The Diet enacted a law Friday aimed at preventing bullying in elementary, junior high and high schools by basically compelling the institutions to report serious cases.
The legislation was established after widespread reporting on incidents in which bullying led to students taking their own life, including the October 2011 suicide of a junior high school boy in Otsu, Shiga Prefecture, who had been severely bullied.
Both the city and the school, shortly after the death was belatedly reported, denied that bullying led to the suicide. They grudgingly later admitted it was the cause and apologized.
The new law stipulates bullying that leads to serious physical and mental damage or forces victims to be absent for long periods constitutes a “serious case” that must be reported.

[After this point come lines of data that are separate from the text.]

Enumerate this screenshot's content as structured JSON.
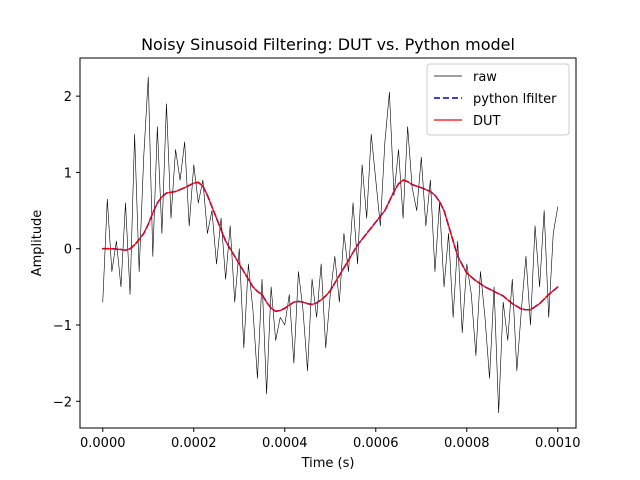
{
  "chart_data": {
    "type": "line",
    "title": "Noisy Sinusoid Filtering: DUT vs. Python model",
    "xlabel": "Time (s)",
    "ylabel": "Amplitude",
    "xlim": [
      -5e-05,
      0.00104
    ],
    "ylim": [
      -2.35,
      2.5
    ],
    "xticks": [
      0.0,
      0.0002,
      0.0004,
      0.0006,
      0.0008,
      0.001
    ],
    "xtick_labels": [
      "0.0000",
      "0.0002",
      "0.0004",
      "0.0006",
      "0.0008",
      "0.0010"
    ],
    "yticks": [
      -2,
      -1,
      0,
      1,
      2
    ],
    "ytick_labels": [
      "−2",
      "−1",
      "0",
      "1",
      "2"
    ],
    "grid": false,
    "legend_position": "top-right",
    "legend": [
      "raw",
      "python lfilter",
      "DUT"
    ],
    "series": [
      {
        "name": "raw",
        "color": "#000000",
        "style": "solid-thin",
        "x": [
          0.0,
          1e-05,
          2e-05,
          3e-05,
          4e-05,
          5e-05,
          6e-05,
          7e-05,
          8e-05,
          9e-05,
          0.0001,
          0.00011,
          0.00012,
          0.00013,
          0.00014,
          0.00015,
          0.00016,
          0.00017,
          0.00018,
          0.00019,
          0.0002,
          0.00021,
          0.00022,
          0.00023,
          0.00024,
          0.00025,
          0.00026,
          0.00027,
          0.00028,
          0.00029,
          0.0003,
          0.00031,
          0.00032,
          0.00033,
          0.00034,
          0.00035,
          0.00036,
          0.00037,
          0.00038,
          0.00039,
          0.0004,
          0.00041,
          0.00042,
          0.00043,
          0.00044,
          0.00045,
          0.00046,
          0.00047,
          0.00048,
          0.00049,
          0.0005,
          0.00051,
          0.00052,
          0.00053,
          0.00054,
          0.00055,
          0.00056,
          0.00057,
          0.00058,
          0.00059,
          0.0006,
          0.00061,
          0.00062,
          0.00063,
          0.00064,
          0.00065,
          0.00066,
          0.00067,
          0.00068,
          0.00069,
          0.0007,
          0.00071,
          0.00072,
          0.00073,
          0.00074,
          0.00075,
          0.00076,
          0.00077,
          0.00078,
          0.00079,
          0.0008,
          0.00081,
          0.00082,
          0.00083,
          0.00084,
          0.00085,
          0.00086,
          0.00087,
          0.00088,
          0.00089,
          0.0009,
          0.00091,
          0.00092,
          0.00093,
          0.00094,
          0.00095,
          0.00096,
          0.00097,
          0.00098,
          0.00099,
          0.001
        ],
        "values": [
          -0.7,
          0.65,
          -0.3,
          0.1,
          -0.5,
          0.6,
          -0.6,
          1.5,
          -0.3,
          1.2,
          2.25,
          -0.1,
          1.6,
          0.2,
          1.9,
          0.4,
          1.3,
          0.9,
          1.4,
          0.3,
          1.1,
          0.6,
          0.9,
          0.2,
          0.5,
          -0.2,
          0.4,
          -0.4,
          0.3,
          -0.7,
          0.0,
          -1.3,
          -0.2,
          -0.8,
          -1.7,
          -0.4,
          -1.9,
          -0.5,
          -1.2,
          -0.9,
          -1.0,
          -0.6,
          -1.5,
          -0.3,
          -0.8,
          -1.6,
          -0.4,
          -0.9,
          -0.2,
          -1.3,
          -0.6,
          -0.1,
          -0.7,
          0.2,
          -0.3,
          0.6,
          -0.2,
          1.1,
          0.4,
          1.5,
          0.9,
          0.3,
          1.4,
          2.05,
          0.7,
          1.3,
          0.4,
          1.6,
          0.8,
          0.5,
          1.2,
          0.3,
          0.9,
          -0.3,
          0.6,
          -0.5,
          0.2,
          -0.9,
          0.1,
          -1.1,
          -0.2,
          -0.6,
          -1.4,
          -0.3,
          -0.9,
          -1.7,
          -0.5,
          -2.15,
          -0.7,
          -1.2,
          -0.4,
          -1.6,
          -0.8,
          -0.1,
          -1.0,
          0.3,
          -0.5,
          0.5,
          -0.9,
          0.2,
          0.55
        ]
      },
      {
        "name": "python lfilter",
        "color": "#0000cc",
        "style": "dashed",
        "x": [
          0.0,
          2e-05,
          4e-05,
          5e-05,
          6e-05,
          7e-05,
          8e-05,
          9e-05,
          0.0001,
          0.00011,
          0.00012,
          0.00013,
          0.00014,
          0.00016,
          0.00018,
          0.0002,
          0.00021,
          0.00022,
          0.00023,
          0.00024,
          0.00025,
          0.00026,
          0.00027,
          0.00028,
          0.0003,
          0.00032,
          0.00033,
          0.00034,
          0.00035,
          0.00036,
          0.00037,
          0.00038,
          0.00039,
          0.0004,
          0.00041,
          0.00042,
          0.00043,
          0.00044,
          0.00045,
          0.00046,
          0.00047,
          0.00048,
          0.00049,
          0.0005,
          0.00052,
          0.00054,
          0.00056,
          0.00058,
          0.0006,
          0.00062,
          0.00064,
          0.00065,
          0.00066,
          0.00067,
          0.00068,
          0.0007,
          0.00072,
          0.00073,
          0.00074,
          0.00075,
          0.00076,
          0.00077,
          0.00078,
          0.0008,
          0.00082,
          0.00084,
          0.00086,
          0.00088,
          0.0009,
          0.00092,
          0.00093,
          0.00094,
          0.00096,
          0.00098,
          0.001
        ],
        "values": [
          0.0,
          0.0,
          -0.01,
          -0.02,
          0.0,
          0.05,
          0.12,
          0.2,
          0.32,
          0.47,
          0.6,
          0.68,
          0.73,
          0.75,
          0.8,
          0.86,
          0.87,
          0.82,
          0.7,
          0.55,
          0.4,
          0.25,
          0.1,
          0.0,
          -0.2,
          -0.4,
          -0.5,
          -0.56,
          -0.6,
          -0.7,
          -0.78,
          -0.82,
          -0.81,
          -0.78,
          -0.74,
          -0.7,
          -0.69,
          -0.7,
          -0.72,
          -0.73,
          -0.71,
          -0.67,
          -0.62,
          -0.55,
          -0.35,
          -0.15,
          0.05,
          0.2,
          0.35,
          0.5,
          0.75,
          0.85,
          0.9,
          0.88,
          0.84,
          0.8,
          0.75,
          0.7,
          0.62,
          0.5,
          0.3,
          0.1,
          -0.1,
          -0.32,
          -0.42,
          -0.5,
          -0.56,
          -0.62,
          -0.72,
          -0.79,
          -0.8,
          -0.8,
          -0.72,
          -0.6,
          -0.5
        ]
      },
      {
        "name": "DUT",
        "color": "#ff0000",
        "style": "solid",
        "x": [
          0.0,
          2e-05,
          4e-05,
          5e-05,
          6e-05,
          7e-05,
          8e-05,
          9e-05,
          0.0001,
          0.00011,
          0.00012,
          0.00013,
          0.00014,
          0.00016,
          0.00018,
          0.0002,
          0.00021,
          0.00022,
          0.00023,
          0.00024,
          0.00025,
          0.00026,
          0.00027,
          0.00028,
          0.0003,
          0.00032,
          0.00033,
          0.00034,
          0.00035,
          0.00036,
          0.00037,
          0.00038,
          0.00039,
          0.0004,
          0.00041,
          0.00042,
          0.00043,
          0.00044,
          0.00045,
          0.00046,
          0.00047,
          0.00048,
          0.00049,
          0.0005,
          0.00052,
          0.00054,
          0.00056,
          0.00058,
          0.0006,
          0.00062,
          0.00064,
          0.00065,
          0.00066,
          0.00067,
          0.00068,
          0.0007,
          0.00072,
          0.00073,
          0.00074,
          0.00075,
          0.00076,
          0.00077,
          0.00078,
          0.0008,
          0.00082,
          0.00084,
          0.00086,
          0.00088,
          0.0009,
          0.00092,
          0.00093,
          0.00094,
          0.00096,
          0.00098,
          0.001
        ],
        "values": [
          0.0,
          0.0,
          -0.01,
          -0.02,
          0.0,
          0.05,
          0.12,
          0.2,
          0.32,
          0.47,
          0.6,
          0.68,
          0.73,
          0.75,
          0.8,
          0.86,
          0.87,
          0.82,
          0.7,
          0.55,
          0.4,
          0.25,
          0.1,
          0.0,
          -0.2,
          -0.4,
          -0.5,
          -0.56,
          -0.6,
          -0.7,
          -0.78,
          -0.82,
          -0.81,
          -0.78,
          -0.74,
          -0.7,
          -0.69,
          -0.7,
          -0.72,
          -0.73,
          -0.71,
          -0.67,
          -0.62,
          -0.55,
          -0.35,
          -0.15,
          0.05,
          0.2,
          0.35,
          0.5,
          0.75,
          0.85,
          0.9,
          0.88,
          0.84,
          0.8,
          0.75,
          0.7,
          0.62,
          0.5,
          0.3,
          0.1,
          -0.1,
          -0.32,
          -0.42,
          -0.5,
          -0.56,
          -0.62,
          -0.72,
          -0.79,
          -0.8,
          -0.8,
          -0.72,
          -0.6,
          -0.5
        ]
      }
    ]
  }
}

Elementary, junior high and high schools are now required to report to the education ministry as well as their local government if such serious cases are confirmed, while investigative panels must be set up under schools and boards of education to examine the details and provide sufficient information to the victims.
The law stipulates that the central and regional governments must closely monitor the Internet for online bullying and cooperate with police if such harassment is considered criminal.
The father of the Otsu boy told a news conference that he hopes the new law leads to a complete change in the way bullying is dealt with in schools, which have appeared in the past to turn a blind eye to such torment.
Members of the Liberal Democratic Party-New Komeito ruling bloc and opposition parties, including the Democratic Party of Japan, voted for the bill in Friday’s Upper House plenary session. The Lower House had already passed the bill.
Initially the ruling bloc filed its own bill, while three opposition parties — the DPJ, Seikatsu no To (People’s Life Party) and the Social Democratic Party — submitted a separate bill.
The two camps eventually unified the bills, which were supported by two other opposition parties — Nippon Ishin no Kai (Japan Restoration Party) and Your Party.
The bullying victim in Otsu, a second-year student at a municipal junior high school, committed suicide at his home on Oct. 11, 2011.
In a statement issued after the passage of the legislation, his relatives asked local government heads, boards of education and school staff not to overlook acts of bullying and to protect victims.